To me it seems that relations between the countries have been on a downward slide for the last ten years. While I’m not certain that this particular incident will be the big one, the increasing regularity and intensity of the skirmishes is on a worrying trend down.

This doesn’t come at a good time for Pakistan, which is increasingly having a hard time holding its western mountain territories against the Taliban. India has recently been cultivating ties with the Taliban, seeking their own proxies of militant crazies to counterbalance the ones Pakistan has in Kashmir.

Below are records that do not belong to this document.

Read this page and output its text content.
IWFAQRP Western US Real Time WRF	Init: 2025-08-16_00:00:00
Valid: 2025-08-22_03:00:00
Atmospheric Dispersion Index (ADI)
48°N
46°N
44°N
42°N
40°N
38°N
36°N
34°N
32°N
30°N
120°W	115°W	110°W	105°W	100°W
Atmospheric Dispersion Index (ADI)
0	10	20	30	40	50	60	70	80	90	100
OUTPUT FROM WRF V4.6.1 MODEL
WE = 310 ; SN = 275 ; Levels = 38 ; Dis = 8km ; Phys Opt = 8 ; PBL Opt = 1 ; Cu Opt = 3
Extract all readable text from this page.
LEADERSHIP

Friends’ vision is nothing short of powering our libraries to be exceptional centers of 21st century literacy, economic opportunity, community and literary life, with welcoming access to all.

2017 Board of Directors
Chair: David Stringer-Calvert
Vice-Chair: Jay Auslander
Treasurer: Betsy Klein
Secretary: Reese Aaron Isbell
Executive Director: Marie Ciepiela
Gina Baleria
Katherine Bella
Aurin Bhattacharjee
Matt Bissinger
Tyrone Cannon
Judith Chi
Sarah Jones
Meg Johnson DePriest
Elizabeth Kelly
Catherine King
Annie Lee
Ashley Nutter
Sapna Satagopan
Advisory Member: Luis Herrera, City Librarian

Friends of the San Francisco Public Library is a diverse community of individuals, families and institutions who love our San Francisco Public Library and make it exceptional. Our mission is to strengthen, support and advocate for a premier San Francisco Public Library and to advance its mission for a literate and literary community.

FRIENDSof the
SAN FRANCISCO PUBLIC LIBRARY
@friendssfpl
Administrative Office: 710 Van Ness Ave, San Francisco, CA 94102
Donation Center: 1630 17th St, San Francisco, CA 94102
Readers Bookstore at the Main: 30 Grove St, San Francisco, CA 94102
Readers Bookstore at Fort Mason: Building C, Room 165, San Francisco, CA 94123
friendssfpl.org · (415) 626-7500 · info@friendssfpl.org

In the event of a war Pakistan could find itself sandwiched between the Indian army and the Taliban forces in the mountain regions.

Counterintuitively, this kind of lousy poker hand could make Pakistan more likely to seek a major conflict. There are many, many conflicts throughout history that were instigated by a party that was in a bad situation, because it’s better to roll the dice now before your position gets even worse.

And of course there are probably 400 or so fission weapons between the two, in the several-hundred kiloton range. I believe the subcontinent is the single likeliest place on earth to see a nuclear conflict start, more than Eastern Europe or the Middle East.

I am not sure that Pakistan even has money for saber rattling at the moment let alone full scale war. There is no rolling of the dice - this is Russian roulette with glock 17

But consider, does India inspire this level of Patriotism?

I think not.

Patriotism is great thing when combined with air superiority, artillery, logistics and outnumbering and outgunning the opponent 3 to 1. Otherwise it is good way to convert empty bodybags to full.

Unless you have a large enough mountain range and/or jungle. In which case you win. On the flipside, it's hard to say if there have been many successful wars waged without patriotism.

In context of Pakistan, Lahore (their 2nd biggest city) is an afternoon stroll away from the Indian border. No mountains or jungles in sight.

That’s what concerns me the most, in the event of any major conventional attack there could be significant pressure to “use or lose” the nukes, especially since Pakistan’s are pretty forward-deployed compared to India’s.